Being curious about the choice of The Little Prince for the text, I went to the original study: “Our linguistic material consisted of a recording of the XXI chapter of The Little Prince written by Antoine de Saint-Exupéry read by two different native, female speakers, with similar timbre, and vocal characteristics [one] in each language. … The text, as well as the speakers were unknown to all dogs and the text was recorded with a lively, engaging intonation.”
So then I looked up the passage, finding it described at a website call Shmoop: “The little prince tells the fox that he is unhappy and asks him to come play with him; but the fox says he cannot because he is not ‘tamed’ (21.8). He explains that ‘to tame’ means ‘to establish ties’ (21.16). Through the process of taming, they will come to need each other, and will become special to one another. The fox requests the little prince to tame him.”
How interesting. When our first foster didn’t reply to any commands, I tried them in Spanish. She didn’t respond. I wasn’t sure if it was her or my pronunciation.
Now when you you get your foster dogs’ background, be sure to ask what language they “speak”!
Now, I know.
Our dog buddies are smarter than we think. Smarter than some people. 😉
I’m reminded of a couple of my grandchildren. There’s a foreign language they understand, but you just can’t get them to speak it!

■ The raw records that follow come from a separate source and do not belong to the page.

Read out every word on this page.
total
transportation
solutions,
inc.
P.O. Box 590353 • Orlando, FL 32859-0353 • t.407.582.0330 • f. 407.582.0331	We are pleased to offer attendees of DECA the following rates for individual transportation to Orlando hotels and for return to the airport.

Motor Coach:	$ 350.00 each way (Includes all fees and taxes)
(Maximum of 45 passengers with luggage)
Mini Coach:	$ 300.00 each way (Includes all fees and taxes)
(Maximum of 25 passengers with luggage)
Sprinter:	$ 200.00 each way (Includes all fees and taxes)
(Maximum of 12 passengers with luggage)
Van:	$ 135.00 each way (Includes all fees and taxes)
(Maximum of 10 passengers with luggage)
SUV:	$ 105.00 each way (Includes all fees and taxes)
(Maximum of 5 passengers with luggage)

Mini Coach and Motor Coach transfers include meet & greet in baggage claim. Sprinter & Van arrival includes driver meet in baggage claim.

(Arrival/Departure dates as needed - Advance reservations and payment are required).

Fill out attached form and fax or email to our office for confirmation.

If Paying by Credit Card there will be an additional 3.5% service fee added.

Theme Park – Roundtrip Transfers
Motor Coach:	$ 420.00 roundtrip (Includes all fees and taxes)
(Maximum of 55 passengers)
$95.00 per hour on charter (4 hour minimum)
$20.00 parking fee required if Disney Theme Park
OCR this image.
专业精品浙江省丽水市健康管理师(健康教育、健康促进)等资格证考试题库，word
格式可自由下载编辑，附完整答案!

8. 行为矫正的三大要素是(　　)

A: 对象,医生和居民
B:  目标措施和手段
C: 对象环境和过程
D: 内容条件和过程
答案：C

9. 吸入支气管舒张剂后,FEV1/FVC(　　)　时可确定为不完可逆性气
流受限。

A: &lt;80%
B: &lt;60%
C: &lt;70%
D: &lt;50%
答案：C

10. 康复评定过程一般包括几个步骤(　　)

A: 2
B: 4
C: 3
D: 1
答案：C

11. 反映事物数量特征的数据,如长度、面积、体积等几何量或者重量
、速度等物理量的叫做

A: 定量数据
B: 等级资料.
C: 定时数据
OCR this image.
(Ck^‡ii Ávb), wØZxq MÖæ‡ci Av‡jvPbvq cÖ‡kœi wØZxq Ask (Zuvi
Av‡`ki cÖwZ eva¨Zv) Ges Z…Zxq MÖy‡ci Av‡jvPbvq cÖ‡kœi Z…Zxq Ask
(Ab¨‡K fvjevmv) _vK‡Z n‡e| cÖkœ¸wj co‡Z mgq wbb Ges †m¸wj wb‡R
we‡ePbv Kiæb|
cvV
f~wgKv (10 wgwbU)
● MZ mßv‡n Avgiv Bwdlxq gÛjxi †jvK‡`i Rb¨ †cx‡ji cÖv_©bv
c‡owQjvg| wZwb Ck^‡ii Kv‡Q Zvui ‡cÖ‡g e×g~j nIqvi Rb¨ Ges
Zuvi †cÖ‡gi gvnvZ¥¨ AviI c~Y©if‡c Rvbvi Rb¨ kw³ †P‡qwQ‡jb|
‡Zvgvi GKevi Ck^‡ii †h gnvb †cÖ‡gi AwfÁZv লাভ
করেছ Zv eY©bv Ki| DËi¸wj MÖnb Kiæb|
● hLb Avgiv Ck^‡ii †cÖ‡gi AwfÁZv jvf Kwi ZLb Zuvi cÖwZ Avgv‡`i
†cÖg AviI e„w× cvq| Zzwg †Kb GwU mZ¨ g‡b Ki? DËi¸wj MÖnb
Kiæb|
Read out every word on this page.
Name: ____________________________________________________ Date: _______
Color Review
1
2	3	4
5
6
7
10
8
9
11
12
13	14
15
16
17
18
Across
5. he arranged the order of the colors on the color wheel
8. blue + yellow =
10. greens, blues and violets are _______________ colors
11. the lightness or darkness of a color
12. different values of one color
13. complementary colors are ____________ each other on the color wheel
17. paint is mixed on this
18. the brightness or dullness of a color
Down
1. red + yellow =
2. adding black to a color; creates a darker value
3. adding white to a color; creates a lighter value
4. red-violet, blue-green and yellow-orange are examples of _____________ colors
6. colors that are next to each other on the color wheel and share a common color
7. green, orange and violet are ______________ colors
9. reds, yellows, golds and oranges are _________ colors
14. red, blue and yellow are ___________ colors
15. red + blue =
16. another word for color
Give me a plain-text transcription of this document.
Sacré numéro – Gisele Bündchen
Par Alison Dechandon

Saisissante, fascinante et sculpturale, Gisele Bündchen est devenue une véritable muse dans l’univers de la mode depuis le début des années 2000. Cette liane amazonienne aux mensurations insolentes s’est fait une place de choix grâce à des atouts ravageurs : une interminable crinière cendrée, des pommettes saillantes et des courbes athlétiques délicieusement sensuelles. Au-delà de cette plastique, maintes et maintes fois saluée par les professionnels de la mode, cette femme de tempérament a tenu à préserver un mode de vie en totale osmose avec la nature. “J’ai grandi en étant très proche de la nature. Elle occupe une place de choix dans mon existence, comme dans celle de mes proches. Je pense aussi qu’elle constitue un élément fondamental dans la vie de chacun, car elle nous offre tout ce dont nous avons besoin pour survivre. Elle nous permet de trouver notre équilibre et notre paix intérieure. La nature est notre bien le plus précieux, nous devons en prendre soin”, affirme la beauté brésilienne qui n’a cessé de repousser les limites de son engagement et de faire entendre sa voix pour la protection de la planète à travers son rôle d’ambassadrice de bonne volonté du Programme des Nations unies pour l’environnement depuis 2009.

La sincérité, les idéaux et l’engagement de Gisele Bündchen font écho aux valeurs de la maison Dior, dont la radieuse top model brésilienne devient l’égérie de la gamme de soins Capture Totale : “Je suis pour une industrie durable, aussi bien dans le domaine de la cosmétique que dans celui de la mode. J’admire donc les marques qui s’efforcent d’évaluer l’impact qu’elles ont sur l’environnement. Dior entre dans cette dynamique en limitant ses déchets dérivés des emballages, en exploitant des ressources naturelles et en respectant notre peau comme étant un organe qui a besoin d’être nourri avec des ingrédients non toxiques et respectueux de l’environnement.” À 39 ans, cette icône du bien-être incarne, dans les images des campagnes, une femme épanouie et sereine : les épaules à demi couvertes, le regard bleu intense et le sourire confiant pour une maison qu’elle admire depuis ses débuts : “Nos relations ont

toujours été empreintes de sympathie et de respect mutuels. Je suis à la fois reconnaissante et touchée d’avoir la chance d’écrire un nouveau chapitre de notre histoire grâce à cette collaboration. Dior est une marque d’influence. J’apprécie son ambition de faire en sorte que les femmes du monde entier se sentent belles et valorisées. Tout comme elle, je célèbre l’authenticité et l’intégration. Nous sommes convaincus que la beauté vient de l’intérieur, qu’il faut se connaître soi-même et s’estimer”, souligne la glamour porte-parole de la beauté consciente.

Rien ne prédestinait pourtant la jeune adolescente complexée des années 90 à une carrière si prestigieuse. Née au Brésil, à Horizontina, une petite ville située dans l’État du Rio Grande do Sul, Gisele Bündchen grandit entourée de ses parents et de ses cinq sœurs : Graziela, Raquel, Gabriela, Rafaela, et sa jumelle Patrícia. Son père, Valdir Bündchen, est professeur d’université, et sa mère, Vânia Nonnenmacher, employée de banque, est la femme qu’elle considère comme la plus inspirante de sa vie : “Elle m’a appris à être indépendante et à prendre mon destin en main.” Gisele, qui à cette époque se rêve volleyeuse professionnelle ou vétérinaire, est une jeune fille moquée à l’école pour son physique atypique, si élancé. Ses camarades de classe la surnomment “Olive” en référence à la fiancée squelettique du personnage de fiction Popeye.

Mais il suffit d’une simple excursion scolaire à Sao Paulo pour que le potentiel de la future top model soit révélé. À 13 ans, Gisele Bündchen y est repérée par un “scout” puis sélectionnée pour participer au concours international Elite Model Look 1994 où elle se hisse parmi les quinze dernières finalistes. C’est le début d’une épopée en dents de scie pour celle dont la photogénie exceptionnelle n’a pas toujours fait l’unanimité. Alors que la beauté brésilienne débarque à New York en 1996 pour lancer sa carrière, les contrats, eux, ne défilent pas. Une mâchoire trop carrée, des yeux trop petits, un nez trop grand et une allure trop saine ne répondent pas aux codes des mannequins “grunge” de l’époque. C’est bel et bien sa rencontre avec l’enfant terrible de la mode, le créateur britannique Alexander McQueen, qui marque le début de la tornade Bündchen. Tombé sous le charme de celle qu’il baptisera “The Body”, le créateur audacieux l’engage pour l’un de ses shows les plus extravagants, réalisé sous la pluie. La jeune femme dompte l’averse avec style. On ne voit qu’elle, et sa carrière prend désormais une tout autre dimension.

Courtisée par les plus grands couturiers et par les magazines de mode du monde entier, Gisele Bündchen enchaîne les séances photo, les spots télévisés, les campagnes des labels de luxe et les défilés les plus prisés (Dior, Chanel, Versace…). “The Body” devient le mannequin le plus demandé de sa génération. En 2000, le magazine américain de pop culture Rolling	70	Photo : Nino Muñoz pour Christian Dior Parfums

Hannah just sent a story that proves the point: “The first year that John and I were together, more or less living together near the university, we adopted a collie/shep mix who was wandering the streets. Actually he adopted us. We had a habit of sitting on the front stoop in the hot summer evenings, with my upstairs neighbors and their white shep. Arthur walked by us again and again, over a couple of evenings, and eventually made his way up the steps and asked to be part of the group.
“He was malnourished, full of worms, all the things one might expect for a dog who had been on his own for quite awhile. We cleaned him up, took him to the vet, etc etc. And walked him every day, down to the dog park near my apartment. We notice that he heeled when on the leash, and sat when we came to a street, but wouldn’t respond to our commands. Curious. We grew to love him and his spirit.
“Over Labor Day we visited friends at the shore, who had other guests, visitors from France. Arthur was immediately taken by these people, sitting leaned up against their chairs. Charmed, they began to talk to him. The next thing we knew, Arthur was offering his paw, lying down, even playing dead. The dog was responding to the French where he had ignored similar directions in English.We had ourselves a French speaking dog! We figured he had been abandoned when his French speaking people left school at the end of their studies.
“Once home, we taught Arthur English. We would say a command in (probably improper) French: Assis-toi! Sit! Viens! Come! And Arthur, being a pretty smart guy, soon learned what English he needed to know to be a well trained dog (we skipped the playing dead part).
“Arthur moved to Kentucky when John did and I never saw him again. He didn’t have a long life—his travails on the street had done permanent damage to his insides. He was the last dog I ever had, and I remember him fondly.”
I love your story. Thanks for sharing
Good to talk to you today and meet the lucky dog you are babysitting!
I have a friend who is Danish and talks Danish to her dogs, but her husband talks English or Australian! And the dogs do understand both languages and follow the commands. They are smart.
Thank you for this evidence! What fun!